Le chaînon manquant : une méthode croisant la phytosociologie avec l’écologie
fonctionnelle et l’agronomie des prairies naturelles que nous avons adaptée aux
conditions des Bauges.
‐ Cette méthode permet de qualifier les 11 habitats prairiaux présents dans le Massif avec une liste de 24 plantes typiques ou différentielles avec, de gauche à droite : des plantes indicatrices des prairies « grasses » comme la marguerite et le salsifis des prés jusqu’aux prairies et pelouses sèches avec des espèces comme la sauge et le sainfoin.
Cette liste synthétique permet de s’affranchir du zonage.

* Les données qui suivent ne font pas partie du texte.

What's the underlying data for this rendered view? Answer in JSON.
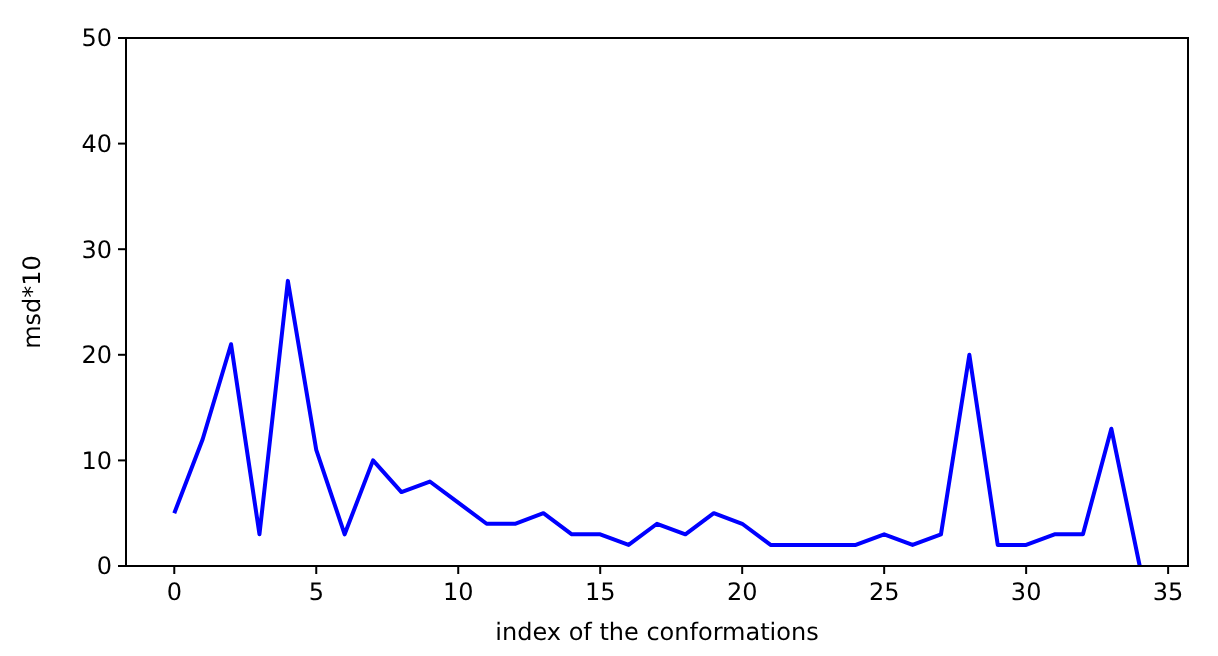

‐ Les plantes indicatrices sont des plantes à fleurs. Elles ont été choisies non pour leur aspect esthétique ou remarquable – certaines sont assez communes comme le trèfle violet ‐ mais parce que ces plantes ne demandent de connaissances expertes en botanique : elles sont facilement identifiables même lorsque qu’elles ne sont pas en fleur, à la forme de leurs feuilles ce qui n’est pas le cas avec les graminées
‐ Liste de 24 plantes : indicateur fonctionnel au sens où la présence de ces plantes à fleurs, de façon continue, est un condensé de la composition botanique et de l’équilibre phytosociologique de ces prairies naturelles, qui comportent au moins de 30 à 60 espèces.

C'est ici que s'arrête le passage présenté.